Consider the following. On his show Cramer stated: "It's 'hogwash' for those on Wall Street to tell individual investors that the market is too hard, and that they should just go with mutual funds or index funds ... While index funds are a valuable and welcome innovation for investors, they're not a way for average investors to play the market. Using only index funds, investors will have a hard time even matching the market, and will never beat it ... When it comes to investing, picking the right stocks and knowing when to sell, are the two skills that keep investors ahead of the markets, and not struggling to keep up."
The problem is that there is neither any evidence nor any logic to support Cramer's statements. Consider Cramer's statement about index funds not being able to beat the market. Of course they won't. But they won't underperform either (before considering their low expenses) -- which is what many individual investors do. And investing should not be about beating the market. Instead, it should be about adopting the strategy that will give you the best chance of achieving your goals. Now to the evidence.
Professors Brad Barber and Terrance Odean have done a series of studies on individual investors. The following summarizes their findings:
- Before costs, the stocks that individuals buy underperform, and the stocks they sell go on to outperform.
- The more individuals trade, the worse the results. Individuals that trade the most underperform on a risk-adjusted basis by 10 percent per year.
- Investment clubs underperformed by more than 4 percent per year on risk-adjusted basis.
Would you have done better listening to Cramer's picks? The study "Is the Market Mad? Evidence from Mad Money," examined his performance and found that after Cramer recommended a stock, its volume typically soared and there was an overnight rise in prices. However, the gains turned out to be temporary as prices completely reversed, turning the "gains" into nothing more than market impact costs for the buyers. Bottom line: Cramer's picks had negative value to naive investors who reacted to the buy recommendations.

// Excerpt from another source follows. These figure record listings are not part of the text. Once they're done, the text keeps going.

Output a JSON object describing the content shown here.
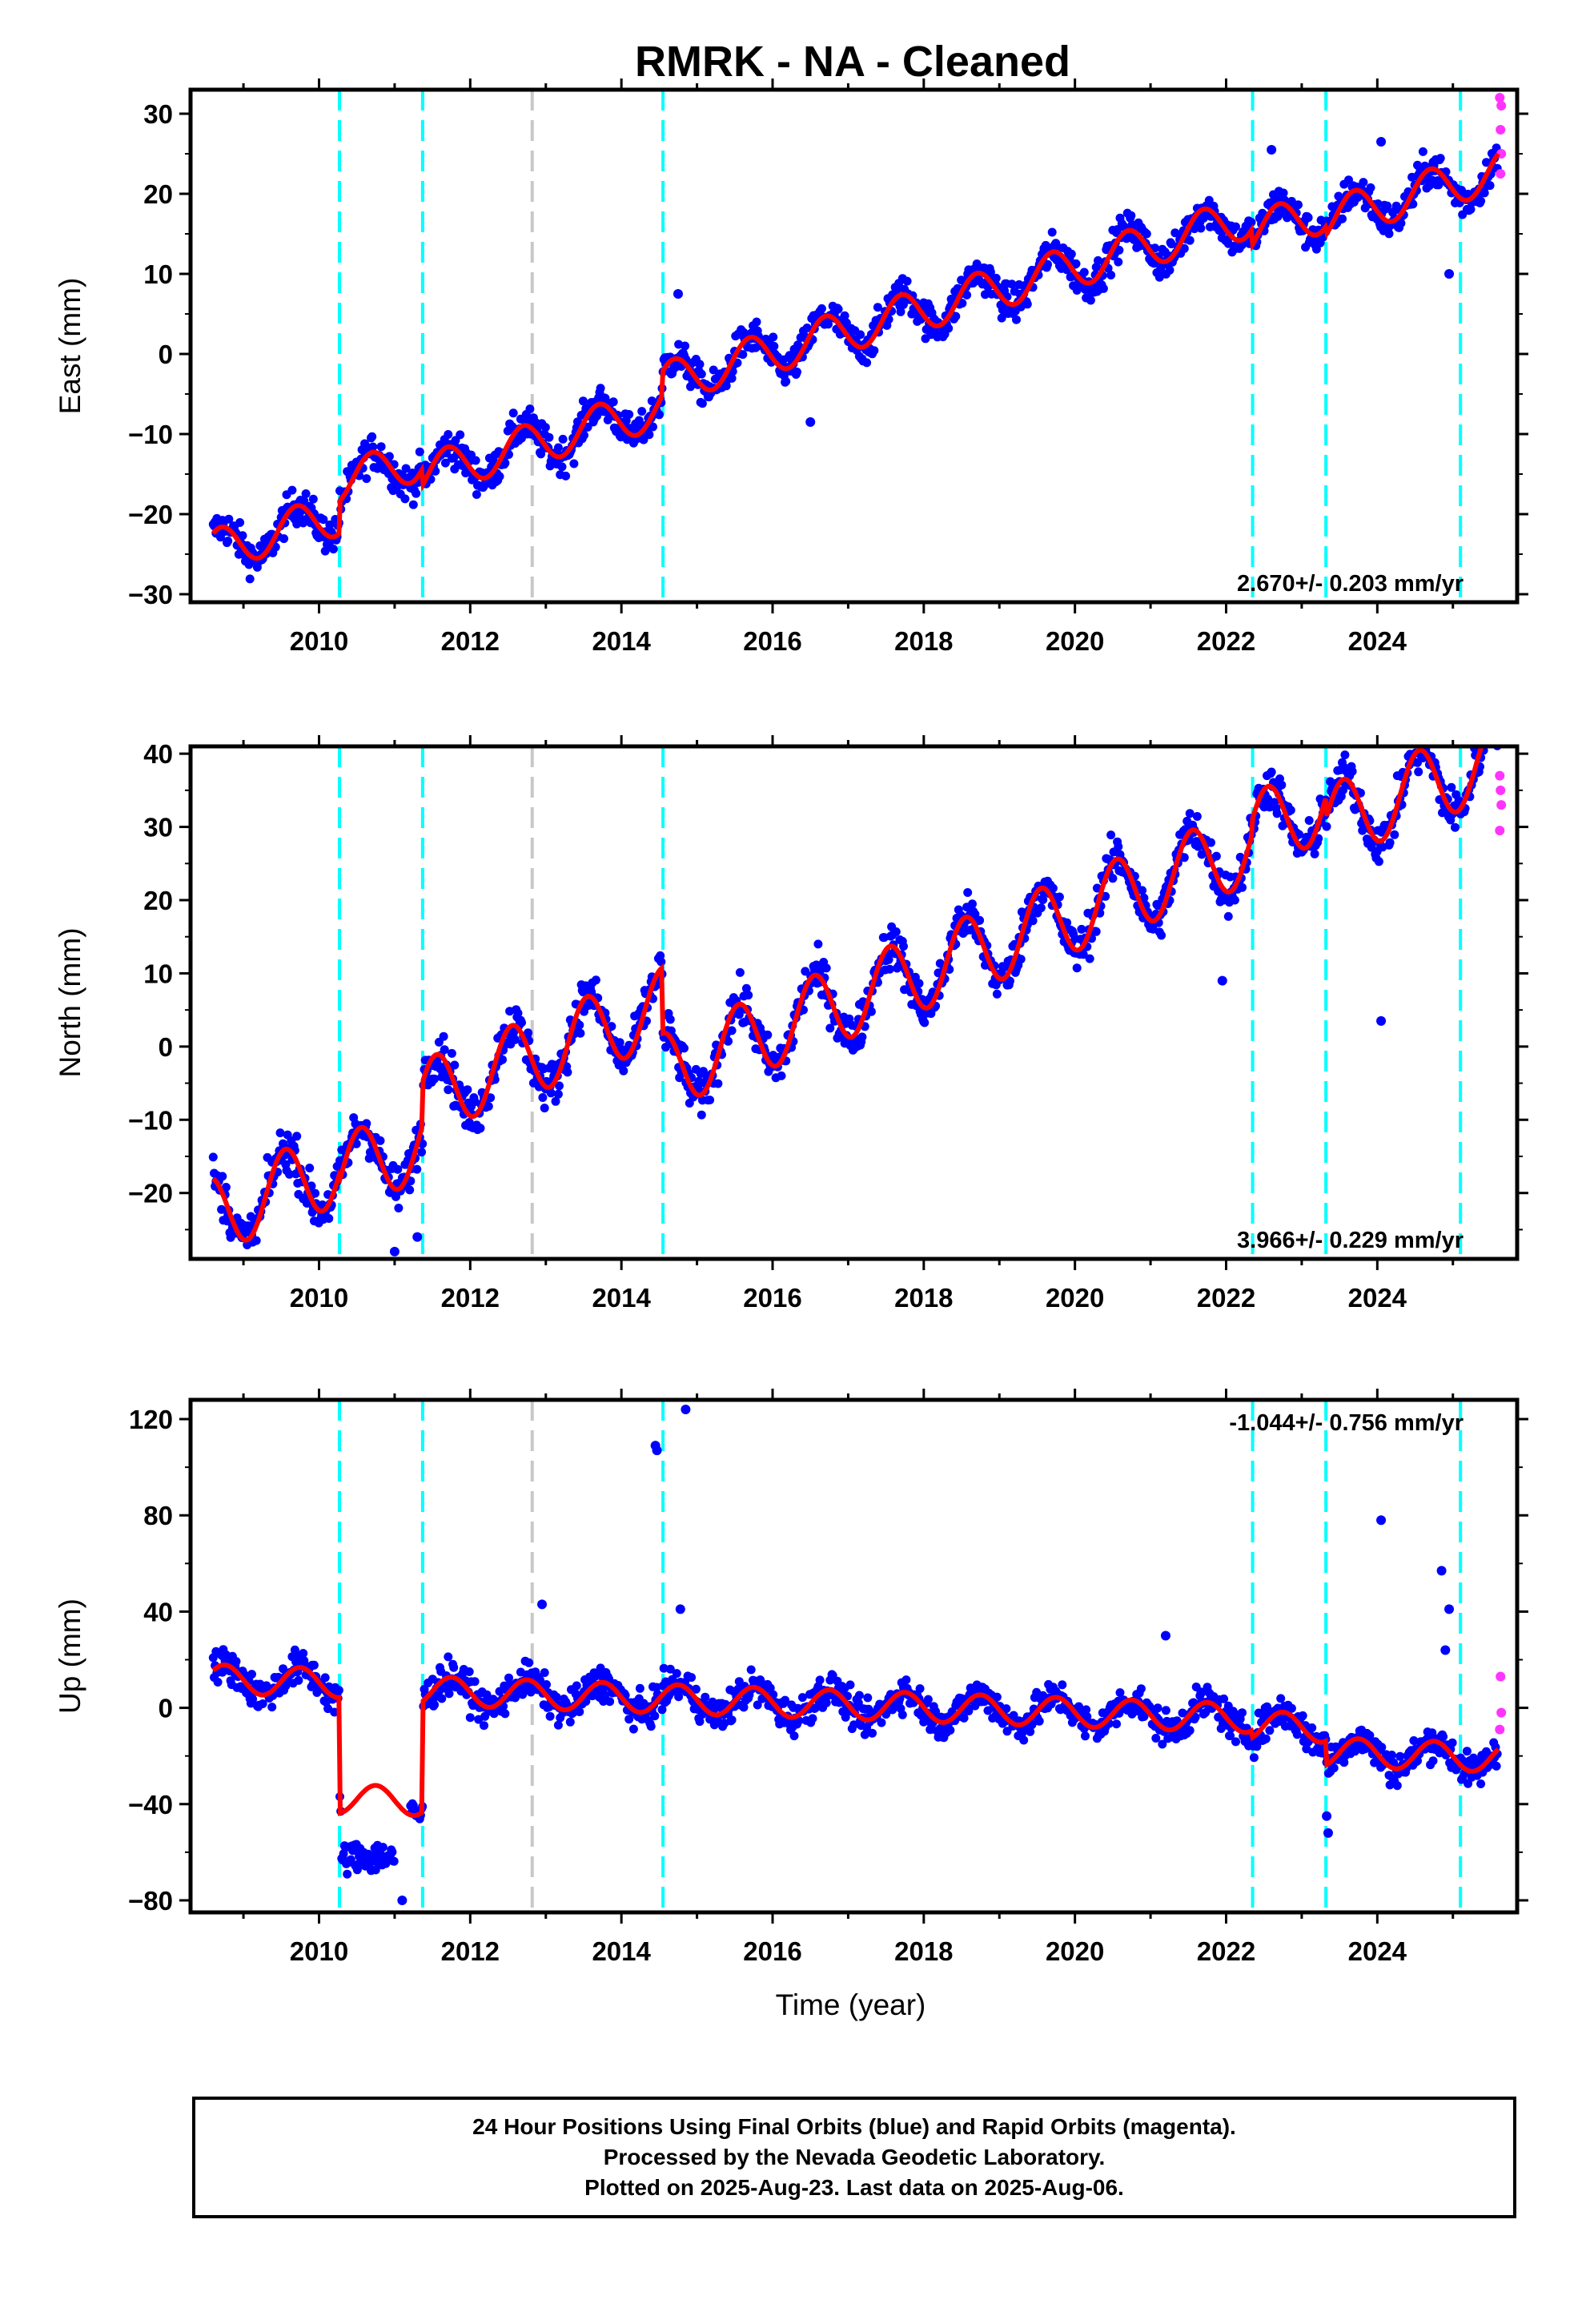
{
  "title": "RMRK  - NA - Cleaned",
  "colors": {
    "final": "#0000ff",
    "rapid": "#ff33ff",
    "model": "#ff0000",
    "equipment_change": "#00ffff",
    "earthquake": "#c8c8c8"
  },
  "footer": {
    "line1": "24 Hour Positions Using Final Orbits (blue) and Rapid Orbits (magenta).",
    "line2": "Processed by the Nevada Geodetic Laboratory.",
    "line3": "Plotted on 2025-Aug-23. Last data on 2025-Aug-06."
  },
  "chart_data": [
    {
      "type": "scatter",
      "component": "east",
      "ylabel": "East (mm)",
      "xlabel": "",
      "xlim": [
        2008.3,
        2025.85
      ],
      "ylim": [
        -31,
        33
      ],
      "yticks": [
        -30,
        -20,
        -10,
        0,
        10,
        20,
        30
      ],
      "xticks": [
        2010,
        2012,
        2014,
        2016,
        2018,
        2020,
        2022,
        2024
      ],
      "rate_label": "2.670+/- 0.203 mm/yr",
      "rate_position": "bottom-right",
      "data_range": [
        2008.6,
        2025.6
      ],
      "trend": {
        "rate": 2.67,
        "offset_at_2008_6": -24.5
      },
      "seasonal": {
        "amplitude": 2.6,
        "phase": 0.45
      },
      "steps": [
        {
          "t": 2010.27,
          "dy": 4
        },
        {
          "t": 2011.37,
          "dy": -2
        },
        {
          "t": 2014.55,
          "dy": 3
        },
        {
          "t": 2022.35,
          "dy": -2
        },
        {
          "t": 2023.32,
          "dy": -1
        }
      ],
      "noise_mm": 1.6,
      "outliers": [
        {
          "x": 2014.75,
          "y": 7.5
        },
        {
          "x": 2022.6,
          "y": 25.5
        },
        {
          "x": 2024.05,
          "y": 26.5
        },
        {
          "x": 2024.95,
          "y": 10
        },
        {
          "x": 2016.5,
          "y": -8.5
        }
      ],
      "rapid": [
        {
          "x": 2025.62,
          "y": 32
        },
        {
          "x": 2025.64,
          "y": 31
        },
        {
          "x": 2025.63,
          "y": 28
        },
        {
          "x": 2025.64,
          "y": 25
        },
        {
          "x": 2025.63,
          "y": 22.5
        }
      ],
      "vlines": {
        "equipment_change": [
          2010.27,
          2011.37,
          2014.55,
          2022.35,
          2023.32,
          2025.1
        ],
        "earthquake": [
          2012.82
        ]
      }
    },
    {
      "type": "scatter",
      "component": "north",
      "ylabel": "North (mm)",
      "xlabel": "",
      "xlim": [
        2008.3,
        2025.85
      ],
      "ylim": [
        -29,
        41
      ],
      "yticks": [
        -20,
        -10,
        0,
        10,
        20,
        30,
        40
      ],
      "xticks": [
        2010,
        2012,
        2014,
        2016,
        2018,
        2020,
        2022,
        2024
      ],
      "rate_label": "3.966+/- 0.229 mm/yr",
      "rate_position": "bottom-right",
      "data_range": [
        2008.6,
        2025.6
      ],
      "trend": {
        "rate": 3.966,
        "offset_at_2008_6": -23
      },
      "seasonal": {
        "amplitude": 5.2,
        "phase": 0.3
      },
      "steps": [
        {
          "t": 2010.27,
          "dy": -1
        },
        {
          "t": 2011.37,
          "dy": 6
        },
        {
          "t": 2014.55,
          "dy": -9
        },
        {
          "t": 2022.35,
          "dy": 2
        },
        {
          "t": 2023.32,
          "dy": -3
        }
      ],
      "noise_mm": 2.2,
      "outliers": [
        {
          "x": 2024.05,
          "y": 3.5
        },
        {
          "x": 2021.95,
          "y": 9
        },
        {
          "x": 2011.0,
          "y": -28
        },
        {
          "x": 2011.3,
          "y": -26
        }
      ],
      "rapid": [
        {
          "x": 2025.62,
          "y": 37
        },
        {
          "x": 2025.63,
          "y": 35
        },
        {
          "x": 2025.64,
          "y": 33
        },
        {
          "x": 2025.62,
          "y": 29.5
        }
      ],
      "vlines": {
        "equipment_change": [
          2010.27,
          2011.37,
          2014.55,
          2022.35,
          2023.32,
          2025.1
        ],
        "earthquake": [
          2012.82
        ]
      }
    },
    {
      "type": "scatter",
      "component": "up",
      "ylabel": "Up (mm)",
      "xlabel": "Time (year)",
      "xlim": [
        2008.3,
        2025.85
      ],
      "ylim": [
        -85,
        128
      ],
      "yticks": [
        -80,
        -40,
        0,
        40,
        80,
        120
      ],
      "xticks": [
        2010,
        2012,
        2014,
        2016,
        2018,
        2020,
        2022,
        2024
      ],
      "rate_label": "-1.044+/- 0.756 mm/yr",
      "rate_position": "top-right",
      "data_range": [
        2008.6,
        2025.6
      ],
      "data_gap": [
        2011.0,
        2011.2
      ],
      "trend": {
        "rate": -1.044,
        "offset_at_2008_6": 12
      },
      "seasonal": {
        "amplitude": 6,
        "phase": 0.5
      },
      "steps": [
        {
          "t": 2010.27,
          "dy": -48
        },
        {
          "t": 2011.37,
          "dy": 46
        },
        {
          "t": 2022.35,
          "dy": -3
        },
        {
          "t": 2023.32,
          "dy": -10
        }
      ],
      "offset_segment_data": {
        "x0": 2010.3,
        "x1": 2011.1,
        "center": -62,
        "spread": 8
      },
      "noise_mm": 5,
      "outliers": [
        {
          "x": 2014.45,
          "y": 109
        },
        {
          "x": 2014.47,
          "y": 107
        },
        {
          "x": 2014.85,
          "y": 124
        },
        {
          "x": 2012.95,
          "y": 43
        },
        {
          "x": 2014.78,
          "y": 41
        },
        {
          "x": 2024.05,
          "y": 78
        },
        {
          "x": 2024.85,
          "y": 57
        },
        {
          "x": 2024.95,
          "y": 41
        },
        {
          "x": 2024.9,
          "y": 24
        },
        {
          "x": 2023.7,
          "y": -15
        },
        {
          "x": 2023.35,
          "y": -52
        },
        {
          "x": 2023.33,
          "y": -45
        },
        {
          "x": 2021.2,
          "y": 30
        },
        {
          "x": 2011.1,
          "y": -80
        }
      ],
      "rapid": [
        {
          "x": 2025.63,
          "y": 13
        },
        {
          "x": 2025.64,
          "y": -2
        },
        {
          "x": 2025.62,
          "y": -9
        }
      ],
      "vlines": {
        "equipment_change": [
          2010.27,
          2011.37,
          2014.55,
          2022.35,
          2023.32,
          2025.1
        ],
        "earthquake": [
          2012.82
        ]
      }
    }
  ]
}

A fitting conclusion to this post is this story related by Taylor Larimore of the Bogleheads Investment Forum. Larimore attended a March 2000 investment conference in Miami where Cramer was the keynote speaker. During Cramer's speech, he told the audience to get paper and pencil and write down a list of 10 "Winners of the New World." Fifteen months later, Money magazine reported that his list had cratered 82 percent. Accountability ruins the game.